L’America e le armi, cambiare non sarò facile

di Giuseppe Sarcina

Il 52% dell’opinione pubblica chiede «controlli più stretti», ma per molti altri vanno bene le poche norme esistenti[an error occurred while processing this directive]

Salvador Rolando Ramos, l’autore della strage dei bambini, aveva compiuto 18 anni il 18 maggio. La prima cosa che ha fatto da maggiorenne è stata entrare in un negozio e acquistare due fucili semi-automatici e una pistola. Niente di più facile in Texas e in molti Stati Usa. Basta presentare un documento di identità, compilare un modulo che nessuno verificherà e, naturalmente, pagare. Anche a rate, volendo. Una mitraglietta semi automatica Ar-15, come quella usata per falciare 19 scolari e due maestre della Robb Elementary School di Uvalde, costa circa 350 dollari. Come un telefonino. Nel Texas un giovane non può comprarsi una birra, se non ha almeno 21 anni. Ma per armi e munizioni non c’è problema. Anzi nei «migliori» negozi, di solito, c’è anche un poligono. Con 50 dollari si può noleggiare persino un kalashnikov ed esercitarsi seguendo i premurosi e competenti consigli dei commessi. È una realtà che abbiamo sperimentato direttamente in un grande emporio di Dallas.

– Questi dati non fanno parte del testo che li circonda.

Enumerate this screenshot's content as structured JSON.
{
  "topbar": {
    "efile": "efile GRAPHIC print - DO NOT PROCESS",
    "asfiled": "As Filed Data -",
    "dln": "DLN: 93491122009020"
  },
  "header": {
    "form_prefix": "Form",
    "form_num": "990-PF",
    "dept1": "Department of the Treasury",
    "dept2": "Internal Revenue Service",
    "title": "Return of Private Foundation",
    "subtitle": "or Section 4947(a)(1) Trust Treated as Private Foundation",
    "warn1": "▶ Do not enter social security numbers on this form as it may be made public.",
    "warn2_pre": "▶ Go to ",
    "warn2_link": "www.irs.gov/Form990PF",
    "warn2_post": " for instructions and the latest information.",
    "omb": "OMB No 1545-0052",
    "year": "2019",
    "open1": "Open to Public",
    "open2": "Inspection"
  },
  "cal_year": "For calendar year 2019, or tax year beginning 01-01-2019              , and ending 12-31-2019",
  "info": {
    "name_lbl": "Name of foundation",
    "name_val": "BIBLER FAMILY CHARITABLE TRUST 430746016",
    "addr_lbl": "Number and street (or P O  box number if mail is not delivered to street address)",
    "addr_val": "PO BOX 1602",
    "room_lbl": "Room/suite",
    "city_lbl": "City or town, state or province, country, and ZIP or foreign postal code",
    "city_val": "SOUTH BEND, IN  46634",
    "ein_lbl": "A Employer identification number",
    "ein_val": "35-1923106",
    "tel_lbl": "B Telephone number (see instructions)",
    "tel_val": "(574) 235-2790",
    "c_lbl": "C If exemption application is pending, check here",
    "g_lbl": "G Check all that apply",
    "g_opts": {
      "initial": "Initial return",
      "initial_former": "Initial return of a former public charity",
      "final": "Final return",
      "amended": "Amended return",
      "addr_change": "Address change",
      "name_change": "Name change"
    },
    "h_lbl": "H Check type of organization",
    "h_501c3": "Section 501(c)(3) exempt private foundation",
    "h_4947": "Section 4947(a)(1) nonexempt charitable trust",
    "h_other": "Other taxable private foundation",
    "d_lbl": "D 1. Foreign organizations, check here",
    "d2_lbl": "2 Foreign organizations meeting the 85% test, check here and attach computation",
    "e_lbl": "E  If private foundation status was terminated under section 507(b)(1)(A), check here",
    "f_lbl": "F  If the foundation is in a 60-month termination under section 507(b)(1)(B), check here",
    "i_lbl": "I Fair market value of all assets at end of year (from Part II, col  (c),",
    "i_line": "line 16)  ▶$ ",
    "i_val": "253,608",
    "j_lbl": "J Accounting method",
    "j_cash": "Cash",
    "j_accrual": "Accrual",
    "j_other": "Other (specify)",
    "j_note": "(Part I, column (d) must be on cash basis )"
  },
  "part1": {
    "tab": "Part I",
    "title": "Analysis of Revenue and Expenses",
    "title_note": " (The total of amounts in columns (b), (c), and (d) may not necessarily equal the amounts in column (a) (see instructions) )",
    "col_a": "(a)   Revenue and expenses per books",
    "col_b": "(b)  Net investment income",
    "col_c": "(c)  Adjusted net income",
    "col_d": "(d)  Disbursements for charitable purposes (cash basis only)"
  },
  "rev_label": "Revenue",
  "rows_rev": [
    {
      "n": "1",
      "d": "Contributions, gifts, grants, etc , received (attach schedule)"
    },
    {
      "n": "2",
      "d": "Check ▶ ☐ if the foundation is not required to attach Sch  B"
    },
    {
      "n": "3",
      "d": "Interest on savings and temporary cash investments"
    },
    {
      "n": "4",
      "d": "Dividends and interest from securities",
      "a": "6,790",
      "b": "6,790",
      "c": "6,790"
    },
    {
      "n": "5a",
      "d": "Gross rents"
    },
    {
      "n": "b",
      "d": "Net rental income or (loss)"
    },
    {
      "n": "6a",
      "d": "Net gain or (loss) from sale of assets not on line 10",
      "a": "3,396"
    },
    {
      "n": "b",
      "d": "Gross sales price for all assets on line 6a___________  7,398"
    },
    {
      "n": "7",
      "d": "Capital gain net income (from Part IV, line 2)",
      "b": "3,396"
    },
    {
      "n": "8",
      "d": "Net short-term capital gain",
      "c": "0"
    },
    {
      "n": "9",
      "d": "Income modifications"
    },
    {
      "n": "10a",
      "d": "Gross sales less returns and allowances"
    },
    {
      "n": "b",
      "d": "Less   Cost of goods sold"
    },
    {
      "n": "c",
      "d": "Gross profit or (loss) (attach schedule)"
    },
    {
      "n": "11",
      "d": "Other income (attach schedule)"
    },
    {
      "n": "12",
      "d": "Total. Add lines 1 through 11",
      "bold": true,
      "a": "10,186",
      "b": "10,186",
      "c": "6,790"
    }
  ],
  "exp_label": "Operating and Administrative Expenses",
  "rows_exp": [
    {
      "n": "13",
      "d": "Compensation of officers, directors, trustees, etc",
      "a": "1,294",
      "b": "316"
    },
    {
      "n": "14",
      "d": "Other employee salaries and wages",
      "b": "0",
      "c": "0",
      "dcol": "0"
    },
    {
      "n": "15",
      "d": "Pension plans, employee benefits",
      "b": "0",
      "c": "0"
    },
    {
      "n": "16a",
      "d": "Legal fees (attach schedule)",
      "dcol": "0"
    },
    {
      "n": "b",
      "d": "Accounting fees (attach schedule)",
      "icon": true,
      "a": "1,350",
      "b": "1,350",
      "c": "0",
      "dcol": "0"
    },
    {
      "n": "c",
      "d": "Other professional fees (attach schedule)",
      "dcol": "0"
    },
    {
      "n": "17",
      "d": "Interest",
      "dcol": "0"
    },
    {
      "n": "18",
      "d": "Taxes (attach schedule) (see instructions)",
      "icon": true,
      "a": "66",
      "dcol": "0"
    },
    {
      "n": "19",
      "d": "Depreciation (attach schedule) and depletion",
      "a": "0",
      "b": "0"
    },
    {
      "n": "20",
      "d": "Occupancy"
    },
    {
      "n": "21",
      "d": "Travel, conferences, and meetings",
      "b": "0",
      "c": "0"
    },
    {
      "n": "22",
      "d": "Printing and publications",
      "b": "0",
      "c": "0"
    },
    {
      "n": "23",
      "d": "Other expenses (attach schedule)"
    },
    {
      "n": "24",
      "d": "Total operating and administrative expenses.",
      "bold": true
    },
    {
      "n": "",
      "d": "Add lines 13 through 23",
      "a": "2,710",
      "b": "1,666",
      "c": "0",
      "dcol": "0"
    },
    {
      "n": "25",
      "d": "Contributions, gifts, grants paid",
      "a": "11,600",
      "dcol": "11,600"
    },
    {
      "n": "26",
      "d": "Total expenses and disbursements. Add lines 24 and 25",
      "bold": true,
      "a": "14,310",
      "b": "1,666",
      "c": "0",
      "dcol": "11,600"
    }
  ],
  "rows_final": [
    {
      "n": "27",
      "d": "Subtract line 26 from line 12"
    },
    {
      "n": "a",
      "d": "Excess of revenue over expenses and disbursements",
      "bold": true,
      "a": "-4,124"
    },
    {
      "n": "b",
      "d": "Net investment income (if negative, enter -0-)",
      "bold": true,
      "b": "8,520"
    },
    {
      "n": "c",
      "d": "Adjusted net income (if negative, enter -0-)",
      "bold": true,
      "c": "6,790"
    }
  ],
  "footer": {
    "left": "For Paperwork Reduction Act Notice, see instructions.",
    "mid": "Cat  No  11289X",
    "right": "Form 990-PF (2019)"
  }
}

Il Secondo emendamento della Costituzione, la norma che dal 1791 consente ai cittadini di «possedere e portare armi», fa parte della vita quotidiana, della cultura popolare di molti americani. Dalla Virginia alla Florida; dal Colorado alla California; dall’Indiana al Texas. Secondo un sondaggio dell’Istituto Gallup, il 42% degli interpellati custodisce una pistola o un fucile in casa.

È vero: la maggioranza dell’opinione pubblica, esattamente il 52%, sempre secondo lo stessa rilevazione, chiede «controlli più stretti». Ma per il 35% vanno bene le poche norme esistenti; mentre l’11% vorrebbe addirittura eliminare ogni vincolo. Da tutto ciò, forse, si può ricavare una prima conclusione. Le carneficine degli ultimi giorni, prima nel supermercato di Buffalo, poi nella scuola di Uvalde, sono la prova migliore di un fallimento politico e istituzionale, ma anche di quella che a noi europei appare come un’aberrazione sociale. E probabilmente i due fenomeni sono collegati. La National Rifle Association è una delle lobby più influenti degli Stati Uniti anche perché può contare sul sostegno di circa 5 milioni di soci. Senza questo consenso, il «partito delle armi» non avrebbe potuto costruire tutto il resto.

Attenzione, però, perché non è sempre stato così. Il rafforzamento delle strutture federali e il legittimo monopolio della forza affidato alla polizia avevano relegato nell’ombra l’idea dell’autodifesa, sancita dal Secondo emendamento. Il Paese lo riscoprì con l’assassinio di John Kennedy, quando si verificò che Lee Harvey Oswald aveva comprato per posta l’arma del delitto, un fucile militare di fabbricazione italiana.

Nel 1968 il Congresso vara il «Gun Act Control» che proibisce tra l’altro di acquistare armi per corrispondenza. La questione venne archiviata per almeno 15 anni. Ma nei primi anni Ottanta, con Ronald Reagan, si mise in moto una corrente in cui ci troviamo ancora oggi immersi. Il presidente guidò una specie di movimento di liberazione dalle regole, dai vincoli pubblici. Sul piano giuridico si fece strada la cosiddetta «scuola dell’originalismo». In sostanza una dottrina che predica il ritorno allo spirito dei «Padri fondatori», a interpretare alla lettera la Costituzione. Anche se uno di quei «padri», Thomas Jefferson, aveva avvisato che le norme fondamentali «andrebbero cambiate ogni 19 anni», perché la Costituzione «è per i vivi, non per i morti».